The fire fight would extend for an astonishing 15 hours, virtually without a break. Eighteen Americans would die, 73 more would be wounded--well over half our troops on the scene. But you cannot imagine the hot chaos those chilling figures contain.
Ridley Scott, however, could. A bluff, down-to-earth Brit who started out to be a painter (he still does some of his own production sketches), he has become a master of all kinds of moviemaking--the visionary (Blade Runner), the intimate (Thelma & Louise) and the spectacular (Gladiator). He has not, however, done anything quite as grimly realistic as Black Hawk Down. Like most of his subjects here, Scott is from a working-class background, and he says that what he liked about this film was the simplicity of his characters--"they're like highly trained athletes, really." He is also something of an old-fashioned British traveler, the kind of man who relishes harsh conditions in odd corners of the world. Art director Arthur Max's brilliant re-creation of battered Mogadishu (built in Morocco) concentrated Scott's mind, eye and energies most wonderfully. More than anything else, he says, he wanted "to create an anatomy of a war that could be any war," and to that end he stripped away all talk, all thought, of this fight's larger geopolitical implications. Real soldiers don't think much about such matters, and neither do Scott's. Why, he wonders, "do we need such background when we have such a strong foreground?"
Good question, though not one that's comfortably answered by a brutal film that requires us to embrace the same deadly chaos our soldiers encountered eight years ago--a battle without visible turning points, a battle no one could map, a battle in which the hero is the group whose members become so grime smeared and blood spattered that audiences will have trouble identifying the players.

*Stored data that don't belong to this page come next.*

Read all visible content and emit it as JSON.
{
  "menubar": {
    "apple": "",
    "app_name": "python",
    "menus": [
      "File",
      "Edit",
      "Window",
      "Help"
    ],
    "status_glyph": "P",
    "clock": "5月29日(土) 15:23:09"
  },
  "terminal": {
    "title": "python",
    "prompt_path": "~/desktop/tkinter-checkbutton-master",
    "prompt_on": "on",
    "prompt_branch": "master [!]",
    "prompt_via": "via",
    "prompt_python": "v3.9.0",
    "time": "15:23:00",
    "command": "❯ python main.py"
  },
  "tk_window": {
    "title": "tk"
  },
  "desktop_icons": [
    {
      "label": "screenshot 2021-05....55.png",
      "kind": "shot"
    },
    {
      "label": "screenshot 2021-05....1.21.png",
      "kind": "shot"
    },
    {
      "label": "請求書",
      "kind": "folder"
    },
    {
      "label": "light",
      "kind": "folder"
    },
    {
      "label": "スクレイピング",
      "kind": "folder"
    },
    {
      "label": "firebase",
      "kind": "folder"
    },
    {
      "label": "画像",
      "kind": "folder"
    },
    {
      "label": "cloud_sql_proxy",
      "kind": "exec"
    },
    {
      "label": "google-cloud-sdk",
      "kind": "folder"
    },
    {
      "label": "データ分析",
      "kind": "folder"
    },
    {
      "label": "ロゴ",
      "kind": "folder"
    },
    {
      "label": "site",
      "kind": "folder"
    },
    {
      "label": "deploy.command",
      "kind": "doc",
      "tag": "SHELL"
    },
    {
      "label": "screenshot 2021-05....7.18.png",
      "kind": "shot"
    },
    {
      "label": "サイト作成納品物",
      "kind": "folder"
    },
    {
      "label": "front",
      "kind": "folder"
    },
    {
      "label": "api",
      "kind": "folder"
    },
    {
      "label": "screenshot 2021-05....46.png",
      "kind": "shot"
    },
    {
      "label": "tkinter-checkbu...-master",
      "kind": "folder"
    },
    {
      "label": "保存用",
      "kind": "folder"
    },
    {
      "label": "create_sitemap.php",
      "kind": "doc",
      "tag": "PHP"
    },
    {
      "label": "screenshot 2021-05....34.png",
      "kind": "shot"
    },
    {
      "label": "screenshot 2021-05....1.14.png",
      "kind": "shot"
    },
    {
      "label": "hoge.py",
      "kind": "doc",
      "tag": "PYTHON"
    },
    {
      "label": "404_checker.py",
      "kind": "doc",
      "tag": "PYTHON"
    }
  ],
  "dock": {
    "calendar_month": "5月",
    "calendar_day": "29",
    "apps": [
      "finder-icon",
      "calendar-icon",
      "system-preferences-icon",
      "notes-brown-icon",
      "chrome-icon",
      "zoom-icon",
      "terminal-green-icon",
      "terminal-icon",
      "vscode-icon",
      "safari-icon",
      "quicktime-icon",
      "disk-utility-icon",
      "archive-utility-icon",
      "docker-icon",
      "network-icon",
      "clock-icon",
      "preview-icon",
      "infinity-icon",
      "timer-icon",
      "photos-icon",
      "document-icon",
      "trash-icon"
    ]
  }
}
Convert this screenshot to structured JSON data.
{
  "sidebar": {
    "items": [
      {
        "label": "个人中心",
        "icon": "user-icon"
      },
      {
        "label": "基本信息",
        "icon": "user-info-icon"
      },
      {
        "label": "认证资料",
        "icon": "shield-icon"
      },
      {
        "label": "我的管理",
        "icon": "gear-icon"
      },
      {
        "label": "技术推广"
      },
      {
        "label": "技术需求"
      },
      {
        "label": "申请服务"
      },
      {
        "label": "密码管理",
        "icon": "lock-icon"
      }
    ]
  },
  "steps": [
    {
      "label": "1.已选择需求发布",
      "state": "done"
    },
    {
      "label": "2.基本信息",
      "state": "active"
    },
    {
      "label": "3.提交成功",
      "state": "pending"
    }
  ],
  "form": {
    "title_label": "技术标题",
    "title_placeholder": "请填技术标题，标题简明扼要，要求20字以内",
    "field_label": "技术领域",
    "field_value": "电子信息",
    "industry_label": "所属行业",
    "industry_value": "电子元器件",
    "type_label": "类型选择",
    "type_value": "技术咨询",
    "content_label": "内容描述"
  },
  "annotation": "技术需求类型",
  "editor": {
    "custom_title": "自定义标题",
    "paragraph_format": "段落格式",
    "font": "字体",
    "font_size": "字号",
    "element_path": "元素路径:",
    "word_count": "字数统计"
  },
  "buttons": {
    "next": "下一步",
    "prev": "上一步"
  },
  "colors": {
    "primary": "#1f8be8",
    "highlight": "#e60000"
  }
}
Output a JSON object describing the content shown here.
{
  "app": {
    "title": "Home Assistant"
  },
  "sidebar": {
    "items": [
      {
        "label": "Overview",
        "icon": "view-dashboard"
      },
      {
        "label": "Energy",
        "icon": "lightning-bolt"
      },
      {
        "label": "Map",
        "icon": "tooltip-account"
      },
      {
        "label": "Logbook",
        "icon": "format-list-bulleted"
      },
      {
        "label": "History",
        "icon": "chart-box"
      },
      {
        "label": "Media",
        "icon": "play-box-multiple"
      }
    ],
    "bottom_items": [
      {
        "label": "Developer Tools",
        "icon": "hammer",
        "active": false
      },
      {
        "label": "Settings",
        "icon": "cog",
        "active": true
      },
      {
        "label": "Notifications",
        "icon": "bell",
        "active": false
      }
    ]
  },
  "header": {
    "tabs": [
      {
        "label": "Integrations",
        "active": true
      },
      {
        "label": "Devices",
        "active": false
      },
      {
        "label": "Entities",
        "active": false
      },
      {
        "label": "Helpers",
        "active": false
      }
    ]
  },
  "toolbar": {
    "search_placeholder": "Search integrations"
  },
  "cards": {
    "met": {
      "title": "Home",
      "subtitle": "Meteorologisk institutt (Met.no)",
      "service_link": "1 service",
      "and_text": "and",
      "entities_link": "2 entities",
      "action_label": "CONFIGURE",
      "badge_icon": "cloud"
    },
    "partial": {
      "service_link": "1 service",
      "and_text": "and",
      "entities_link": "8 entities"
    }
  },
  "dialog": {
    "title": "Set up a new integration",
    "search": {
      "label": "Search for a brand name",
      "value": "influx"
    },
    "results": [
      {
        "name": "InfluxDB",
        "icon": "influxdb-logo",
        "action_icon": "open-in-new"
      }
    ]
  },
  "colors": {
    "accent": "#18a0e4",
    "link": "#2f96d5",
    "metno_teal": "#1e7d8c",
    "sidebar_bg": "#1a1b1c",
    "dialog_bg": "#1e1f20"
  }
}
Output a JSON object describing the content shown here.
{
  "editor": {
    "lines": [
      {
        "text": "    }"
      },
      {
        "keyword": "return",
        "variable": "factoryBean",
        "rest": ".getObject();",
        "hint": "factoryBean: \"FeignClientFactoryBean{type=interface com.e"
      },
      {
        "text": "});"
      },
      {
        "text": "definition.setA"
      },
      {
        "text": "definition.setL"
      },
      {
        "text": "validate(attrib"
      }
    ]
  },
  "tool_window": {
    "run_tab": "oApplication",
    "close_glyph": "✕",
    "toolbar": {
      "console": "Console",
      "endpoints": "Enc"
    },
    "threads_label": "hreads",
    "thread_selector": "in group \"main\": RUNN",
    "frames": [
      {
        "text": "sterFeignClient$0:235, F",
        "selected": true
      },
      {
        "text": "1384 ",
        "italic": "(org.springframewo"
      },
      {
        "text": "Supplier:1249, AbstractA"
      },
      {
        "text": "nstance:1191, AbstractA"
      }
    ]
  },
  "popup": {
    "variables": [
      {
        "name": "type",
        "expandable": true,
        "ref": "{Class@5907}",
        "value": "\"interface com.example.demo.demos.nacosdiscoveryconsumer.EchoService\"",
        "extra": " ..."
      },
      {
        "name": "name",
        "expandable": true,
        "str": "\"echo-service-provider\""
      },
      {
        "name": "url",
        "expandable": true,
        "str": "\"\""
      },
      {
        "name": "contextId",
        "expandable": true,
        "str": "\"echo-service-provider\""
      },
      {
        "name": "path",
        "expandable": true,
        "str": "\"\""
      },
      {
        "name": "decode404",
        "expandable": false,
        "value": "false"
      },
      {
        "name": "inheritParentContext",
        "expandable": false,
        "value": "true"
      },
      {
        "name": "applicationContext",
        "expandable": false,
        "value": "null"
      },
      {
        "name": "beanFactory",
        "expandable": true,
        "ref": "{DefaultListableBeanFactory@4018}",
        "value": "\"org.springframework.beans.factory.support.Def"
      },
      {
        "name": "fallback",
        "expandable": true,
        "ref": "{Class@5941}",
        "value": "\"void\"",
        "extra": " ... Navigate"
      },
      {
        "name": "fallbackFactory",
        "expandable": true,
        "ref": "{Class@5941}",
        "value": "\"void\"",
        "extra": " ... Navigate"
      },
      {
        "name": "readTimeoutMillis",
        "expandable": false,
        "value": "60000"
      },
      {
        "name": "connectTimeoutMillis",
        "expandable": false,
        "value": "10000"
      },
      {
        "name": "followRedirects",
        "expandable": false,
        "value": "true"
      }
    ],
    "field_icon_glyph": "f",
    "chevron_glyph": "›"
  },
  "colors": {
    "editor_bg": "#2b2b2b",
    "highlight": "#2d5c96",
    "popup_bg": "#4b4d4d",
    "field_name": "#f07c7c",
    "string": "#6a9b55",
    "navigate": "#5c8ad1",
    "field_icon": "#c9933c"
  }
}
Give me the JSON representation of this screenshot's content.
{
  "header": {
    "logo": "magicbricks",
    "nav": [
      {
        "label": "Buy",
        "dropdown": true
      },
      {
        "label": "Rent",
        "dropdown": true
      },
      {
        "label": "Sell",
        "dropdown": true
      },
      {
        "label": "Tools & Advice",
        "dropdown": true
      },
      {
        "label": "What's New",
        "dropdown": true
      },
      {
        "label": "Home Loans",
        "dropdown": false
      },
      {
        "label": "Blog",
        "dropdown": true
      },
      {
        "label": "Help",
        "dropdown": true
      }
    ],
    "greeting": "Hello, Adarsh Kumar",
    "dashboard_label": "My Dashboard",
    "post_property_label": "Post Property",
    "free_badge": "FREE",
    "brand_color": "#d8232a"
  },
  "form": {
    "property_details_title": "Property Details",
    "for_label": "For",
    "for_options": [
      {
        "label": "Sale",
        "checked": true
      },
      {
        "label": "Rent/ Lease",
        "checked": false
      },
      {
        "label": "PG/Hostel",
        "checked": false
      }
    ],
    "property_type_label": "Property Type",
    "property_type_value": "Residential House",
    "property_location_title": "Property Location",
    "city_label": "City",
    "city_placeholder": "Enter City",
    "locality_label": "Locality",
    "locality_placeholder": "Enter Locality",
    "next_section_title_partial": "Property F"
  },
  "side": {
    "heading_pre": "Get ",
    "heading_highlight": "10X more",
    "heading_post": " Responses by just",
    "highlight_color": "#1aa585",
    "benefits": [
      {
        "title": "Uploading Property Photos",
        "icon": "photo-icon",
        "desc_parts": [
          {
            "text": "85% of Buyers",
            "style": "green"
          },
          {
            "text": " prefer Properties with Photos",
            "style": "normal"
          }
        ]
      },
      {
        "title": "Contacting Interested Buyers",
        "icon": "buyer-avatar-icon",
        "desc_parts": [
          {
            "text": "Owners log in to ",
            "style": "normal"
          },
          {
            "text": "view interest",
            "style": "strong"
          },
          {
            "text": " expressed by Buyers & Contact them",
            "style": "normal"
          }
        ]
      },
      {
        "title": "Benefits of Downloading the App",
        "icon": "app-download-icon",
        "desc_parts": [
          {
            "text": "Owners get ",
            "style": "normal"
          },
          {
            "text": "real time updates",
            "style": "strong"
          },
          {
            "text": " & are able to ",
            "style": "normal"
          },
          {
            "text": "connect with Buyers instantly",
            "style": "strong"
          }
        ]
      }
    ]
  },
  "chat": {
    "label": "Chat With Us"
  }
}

There are powerful incidents--a downed chopper pilot captured by a raging mob, the bloody struggle to save the life of a soldier whose artery has been severed. There's even a presumptive hero, Josh Hartnett's Sergeant Matt Eversmann, leading a Ranger "chalk" (small unit) into combat for the first time. He's a guy who thinks maybe they can eventually "make a difference" in Somalia. But his unit catches much of the movie's hard luck, and by its end he sadly realizes what every soldier finally learns--that the only principle anyone fights for is existential: your own survival and that of your buddies.